In June 2012, the Natural Capital Declaration (NCD) was launched at the Rio+20 Earth Summit. Since then, 41 CEOs of financial institutions have endorsed this groundbreaking initiative, which is also supported by 23 civil society organisations in a broad and growing collaboration.
The NCD was borne from the fact that, unlike climate change, natural capital is largely unaccounted for by banks, investors or insurance firms in their products and services. Nature underpins global wealth creation. The renewable flow of goods and services provided by the earth’s ecosystems buttress our economy and yield benefits for business. But this stock of ecosystems – also known as “natural capital” – is largely invisible in financial decision-making. As a result, natural capital does not appear on the balance sheets of businesses and is largely unaccounted for in financial products.
Take, for instance, an investor in London, Shanghai or New York who finances a palm-oil development scheme in Indonesia or Africa, resulting in clearance of a large area of natural tropical rainforest. The dependency on and impacts of this investment on climate, food, energy, water and livelihood security are unlikely to be included in the cost of capital or debt, credit ratings on fixed income products, investment analysis or insurance premiums. Most finance institutions still do not believe that natural capital is material to their bottom line. In addition, for many types of financial products there are (at present) no metrics available to incorporate it into credit risk.
The aim of the NCD is to mainstream the systematic integration of natural capital considerations in loans, fixed income, equities and insurance products, as well as work towards embedding natural capital in corporate accounting and reporting frameworks.
The UN Environment Programme Finance Initiative (UNEP FI) and Global Canopy Programme (GCP), who jointly manage the NCD, will soon launch the NCD Roadmap and Business Plan to kickstart Phase II of the project. The project is seeking US$2 million over a three year period from the private sector, governments and foundations for full implementation.
What are our objectives in the next three years? First of all, we aim for the NCD to be an operational initiative that develops practical tools, frameworks and metrics that finance institutions can use to integrate natural capital – alongside other material ESG factors – into their own organisations.
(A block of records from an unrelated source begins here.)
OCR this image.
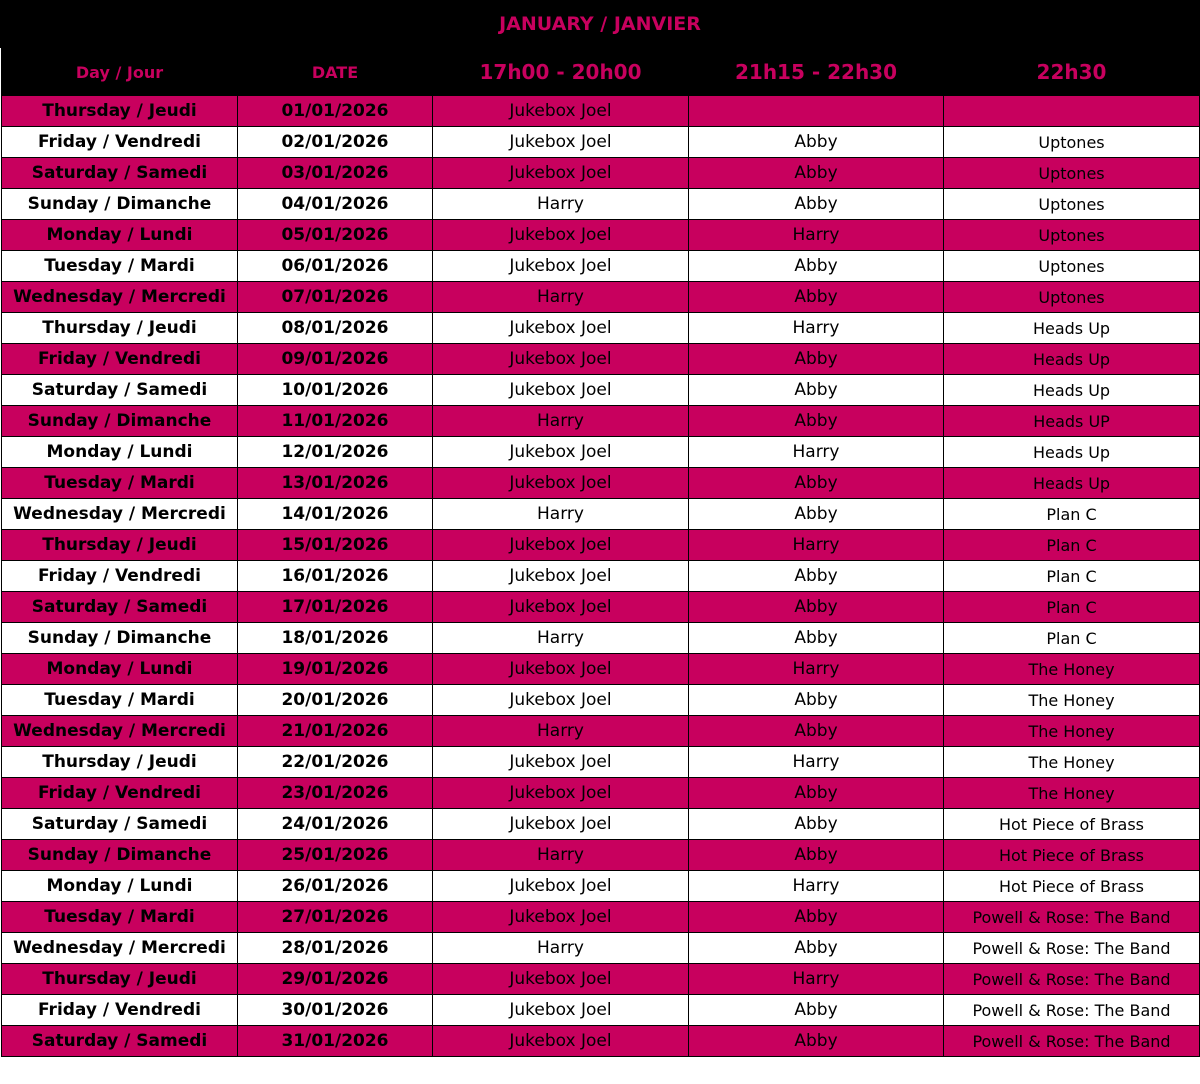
JANUARY / JANVIER
Day / Jour	DATE	17h00 - 20h00	21h15 - 22h30	22h30
Thursday / Jeudi	01/01/2026	Jukebox Joel		
Friday / Vendredi	02/01/2026	Jukebox Joel	Abby	Uptones
Saturday / Samedi	03/01/2026	Jukebox Joel	Abby	Uptones
Sunday / Dimanche	04/01/2026	Harry	Abby	Uptones
Monday / Lundi	05/01/2026	Jukebox Joel	Harry	Uptones
Tuesday / Mardi	06/01/2026	Jukebox Joel	Abby	Uptones
Wednesday / Mercredi	07/01/2026	Harry	Abby	Uptones
Thursday / Jeudi	08/01/2026	Jukebox Joel	Harry	Heads Up
Friday / Vendredi	09/01/2026	Jukebox Joel	Abby	Heads Up
Saturday / Samedi	10/01/2026	Jukebox Joel	Abby	Heads Up
Sunday / Dimanche	11/01/2026	Harry	Abby	Heads UP
Monday / Lundi	12/01/2026	Jukebox Joel	Harry	Heads Up
Tuesday / Mardi	13/01/2026	Jukebox Joel	Abby	Heads Up
Wednesday / Mercredi	14/01/2026	Harry	Abby	Plan C
Thursday / Jeudi	15/01/2026	Jukebox Joel	Harry	Plan C
Friday / Vendredi	16/01/2026	Jukebox Joel	Abby	Plan C
Saturday / Samedi	17/01/2026	Jukebox Joel	Abby	Plan C
Sunday / Dimanche	18/01/2026	Harry	Abby	Plan C
Monday / Lundi	19/01/2026	Jukebox Joel	Harry	The Honey
Tuesday / Mardi	20/01/2026	Jukebox Joel	Abby	The Honey
Wednesday / Mercredi	21/01/2026	Harry	Abby	The Honey
Thursday / Jeudi	22/01/2026	Jukebox Joel	Harry	The Honey
Friday / Vendredi	23/01/2026	Jukebox Joel	Abby	The Honey
Saturday / Samedi	24/01/2026	Jukebox Joel	Abby	Hot Piece of Brass
Sunday / Dimanche	25/01/2026	Harry	Abby	Hot Piece of Brass
Monday / Lundi	26/01/2026	Jukebox Joel	Harry	Hot Piece of Brass
Tuesday / Mardi	27/01/2026	Jukebox Joel	Abby	Powell & Rose: The Band
Wednesday / Mercredi	28/01/2026	Harry	Abby	Powell & Rose: The Band
Thursday / Jeudi	29/01/2026	Jukebox Joel	Harry	Powell & Rose: The Band
Friday / Vendredi	30/01/2026	Jukebox Joel	Abby	Powell & Rose: The Band
Saturday / Samedi	31/01/2026	Jukebox Joel	Abby	Powell & Rose: The Band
The Environmental Risk Integration in Sovereign Credit analysis (E-RISC) project that UNEP FI and Global Footprint Network initiated in association with fifteen banks, investors and information providers is a good example of natural capital applied to a specific asset class: sovereign fixed income. It showed, for the first time, that natural resource and environmental risks are financially material to sovereign credit risk analysis. This topic was also the focus of the Corporate Knights ‘Global 100 – Executive Roundtable Dinner’ in Davos earlier this year. The NCD implementation phase aims to start similar types of projects focused on developing metrics for other asset classes such as corporate fixed income, various insurance lines and private equity, among others.
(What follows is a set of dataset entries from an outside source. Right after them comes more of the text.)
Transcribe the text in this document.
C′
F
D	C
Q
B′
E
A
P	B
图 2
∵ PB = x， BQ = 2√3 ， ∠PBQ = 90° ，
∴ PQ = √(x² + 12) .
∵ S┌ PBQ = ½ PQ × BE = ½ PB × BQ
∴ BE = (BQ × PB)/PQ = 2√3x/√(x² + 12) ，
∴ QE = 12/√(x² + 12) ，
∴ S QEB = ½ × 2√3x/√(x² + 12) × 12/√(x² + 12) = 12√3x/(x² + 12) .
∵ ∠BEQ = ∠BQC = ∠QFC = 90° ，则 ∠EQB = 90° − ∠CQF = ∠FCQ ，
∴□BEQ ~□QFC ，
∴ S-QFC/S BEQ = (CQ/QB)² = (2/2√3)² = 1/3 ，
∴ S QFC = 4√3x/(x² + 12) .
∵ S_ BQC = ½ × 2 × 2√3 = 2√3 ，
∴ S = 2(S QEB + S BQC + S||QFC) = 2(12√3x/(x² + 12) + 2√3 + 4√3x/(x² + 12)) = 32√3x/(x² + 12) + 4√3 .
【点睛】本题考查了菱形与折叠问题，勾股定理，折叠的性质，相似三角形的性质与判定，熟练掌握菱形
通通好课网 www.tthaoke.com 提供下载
The second objective of the NCD is to increase the number of endorsements by financial institutions to build an even greater commitment in the sector towards taking action based upon the material importance of this topic.
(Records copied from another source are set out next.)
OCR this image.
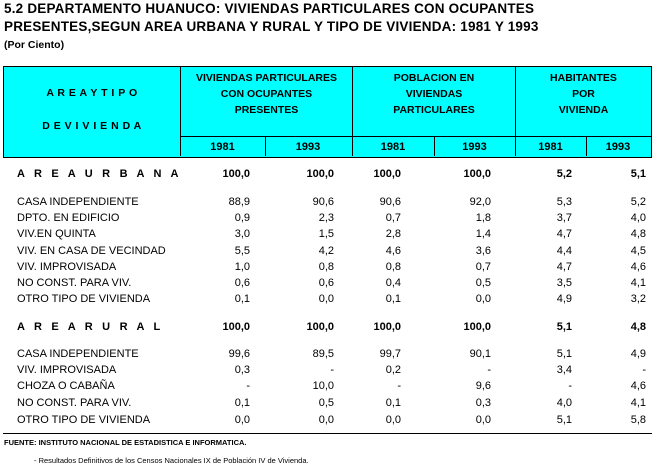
5.2 DEPARTAMENTO HUANUCO: VIVIENDAS PARTICULARES CON OCUPANTES
PRESENTES,SEGUN AREA URBANA Y RURAL Y TIPO DE VIVIENDA: 1981 Y 1993
(Por Ciento)
A R E A Y T I P O
D E V I V I E N D A
VIVIENDAS PARTICULARES
CON OCUPANTES
PRESENTES
POBLACION EN
VIVIENDAS
PARTICULARES
HABITANTES
POR
VIVIENDA
1981	1993	1981	1993	1981	1993
A R E A U R B A N A	100,0	100,0	100,0	100,0	5,2	5,1
CASA INDEPENDIENTE	88,9	90,6	90,6	92,0	5,3	5,2
DPTO. EN EDIFICIO	0,9	2,3	0,7	1,8	3,7	4,0
VIV.EN QUINTA	3,0	1,5	2,8	1,4	4,7	4,8
VIV. EN CASA DE VECINDAD	5,5	4,2	4,6	3,6	4,4	4,5
VIV. IMPROVISADA	1,0	0,8	0,8	0,7	4,7	4,6
NO CONST. PARA VIV.	0,6	0,6	0,4	0,5	3,5	4,1
OTRO TIPO DE VIVIENDA	0,1	0,0	0,1	0,0	4,9	3,2
A R E A R U R A L	100,0	100,0	100,0	100,0	5,1	4,8
CASA INDEPENDIENTE	99,6	89,5	99,7	90,1	5,1	4,9
VIV. IMPROVISADA	0,3	-	0,2	-	3,4	-
CHOZA O CABAÑA	-	10,0	-	9,6	-	4,6
NO CONST. PARA VIV.	0,1	0,5	0,1	0,3	4,0	4,1
OTRO TIPO DE VIVIENDA	0,0	0,0	0,0	0,0	5,1	5,8
FUENTE: INSTITUTO NACIONAL DE ESTADISTICA E INFORMATICA.
- Resultados Definitivos de los Censos Nacionales IX de Población IV de Vivienda.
Four working groups have been formed to design methodologies to implement the four core commitments of the NCD that endorsing CEOs sign up to. These are:
- Understanding: Build an understanding of the dependencies and impacts of natural capital within a financial institution’s operations, risk profile, etc.;
- Embedding: Integrate natural capital considerations into financial products and services – including loans, investments and insurance policies;
- Accounting: Work towards building a global consensus for the integration of Natural Capital into private sector accounting and decision-making; and
- Disclosing/reporting: Work towards a global consensus around the development of integrated reporting, which, includes natural capital.
A number of challenges still remain. Given that a considerable part of economic growth is likely to come from emerging markets, it will be especially important to convince finance institutions based in emerging markets to sign up to the NCD. Second, it is crucial to show how systematically embedding natural capital factors into financial products can go hand in hand with having successful business models. Even though there is an obvious need to better account for the value of ecosystems in our global economy, the current economic climate makes this particularly challenging. For many banks, the foremost focus is on shoring up their balance sheets, which makes it difficult to point them to the medium- and long-term horizon where environmental constraints will affect their bottom lines. The early response from endorsing financial institutions has been encouraging, but greater institutional support will be needed for this to become mainstream.